Perls ajudava seus pacientes a atingir esse estado ensinando-lhes todos os processos da Gestalt-Terapia. O primeiro e mais importante é aprender a cultivar a consciência e concentrá-la sobre os sentimentos correntes. Isso permite que o indivíduo experimente diretamente os seus sentimentos e perceba a realidade do tempo presente. Esta habilidade de estar "aqui agora" é crucial no processo da Gestalt; é a aguçada consciência emocional que constitui as bases para o entendimento de como cada um cria e reage ao ambiente. É ela também o caminho para aprendermos como modificar as maneiras de experimentarmos a nós mesmos e ao nosso ambiente.
Perls julgava que a capacidade de entrar em contato com sentimentos autênticos - emoções e pensamentos verdadeiros - era mais importante para o crescimento pessoal do que as explicações psicológicas ou os feedbacks analíticos oferecidos por outras formas de terapia. O "porquê" dos comportamentos não tinha a menor importância para ele; o "como" e o "o quê" é que eram importantes. A desvalorização da necessidade de buscar um "porquê" e a substituição do analista pelo paciente no papel de responsável pela significação provocaram mudanças profundas na hierarquia terapeuta-paciente. Se as abordagens terapêuticas anteriores geralmente envolviam um terapeuta manipulando o paciente em direção ao objetivo terapêutico, a prática gestáltica caracteriza-se por uma relação afetuosa e empática entre terapeuta e paciente, que trabalham como parceiros em direção a uma meta. O terapeuta é dinâmico, mas não orienta o paciente; a Gestalt de Perls mais tarde serviria de alicerce para a abordagem humanista, centrada no indivíduo, de Carl Rogers.
Negando o destino
Outro componente do método da Gestalt envolve o uso da linguagem. Uma ferramenta fornecida aos pacientes para desenvolver a autoconsciência é notar e modificar o uso da palavra "eu" em seus discursos.

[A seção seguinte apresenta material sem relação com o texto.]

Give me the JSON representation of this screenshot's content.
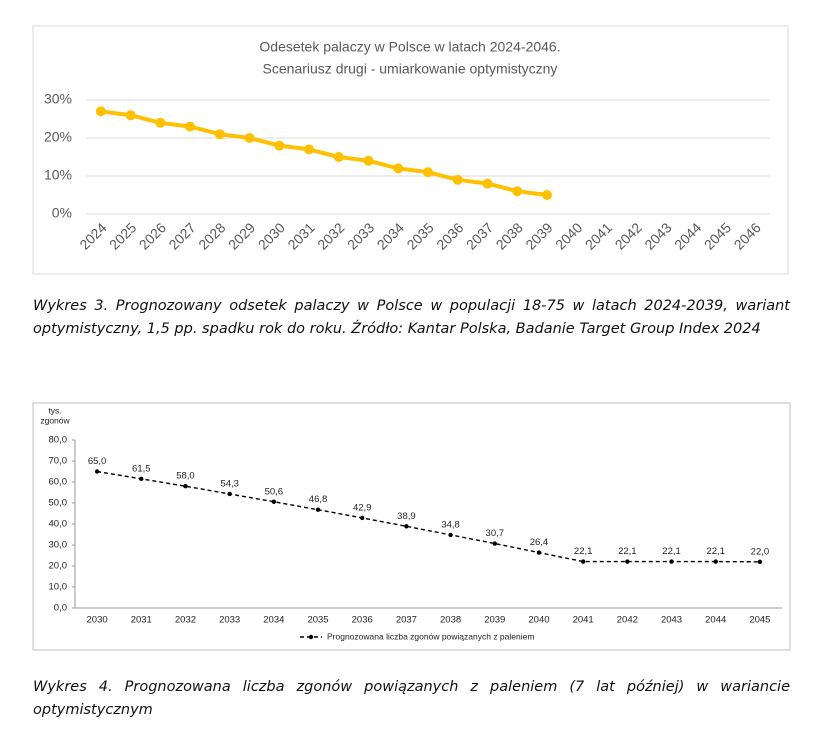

Segundo Perls, para assumir a responsabilidade por nossa realidade, precisamos reconhecer que usamos a linguagem para dar impressão de que não temos o controle, quando isso não é verdade. Simplesmente substituindo a frase "não posso fazer isso" por "não quero fazer isso", o indivíduo deixa claro que está fazendo uma escolha. Isso também ajuda a esclarecer quem é o dono do sentimento: as emoções existem e pertencem a mim. Não se pode culpar outras pessoas ou outras coisas por nossos sentimentos.
Outro exemplo de mudanças na linguagem é substituir "precisar" por "querer". Por exemplo, em vez de "eu preciso ir embora", dizer "eu quero ir embora". Revela-se aí também o elemento de escolha. Conforme aprendemos a assumir a responsabilidade por nossas experiências, afirmou Perls, desenvolvemos indivíduos autênticos, livres da influência da sociedade. Experimentamos também uma sensação de poder ao perceber que não estamos à mercê de coisas que "simplesmente acontecem". Qualquer sentimento de vitimização esfarela-se quando entendemos que aquilo que aceitamos para nossas vidas - o que escolhemos ver e experimentar - é uma opção; não somos impotentes. Junto com a responsabilidade pessoal, vem a obrigação de não vivenciar eventos, relacionamentos ou circunstâncias erradas para o nosso "eu" autêntico. A teoria da Gestalt convida-nos a pensar atentamente sobre o que escolhemos acatar dentre as normas sociais. Talvez nos comportemos há tanto tempo com base no pressuposto de que elas são verdadeiras que as aceitamos de maneira automática. Em vez disso, de acordo com Perls, é melhor adotar crenças que inspirem e desenvolvam o nosso "eu" autêntico. A capacidade de definir nossas regras, determinar nossas próprias opiniões, filosofias, desejos e interesses é de fundamental importância. Conforme aumentamos a nossa consciência de autorresponsabilidade, autoconfiança e autocompreensão, entendemos que estamos construindo o nosso próprio mundo, ou a nossa verdade. A vida que vivemos torna-se mais suportável, porque a verdade só pode ser tolerada se descoberta por conta própria.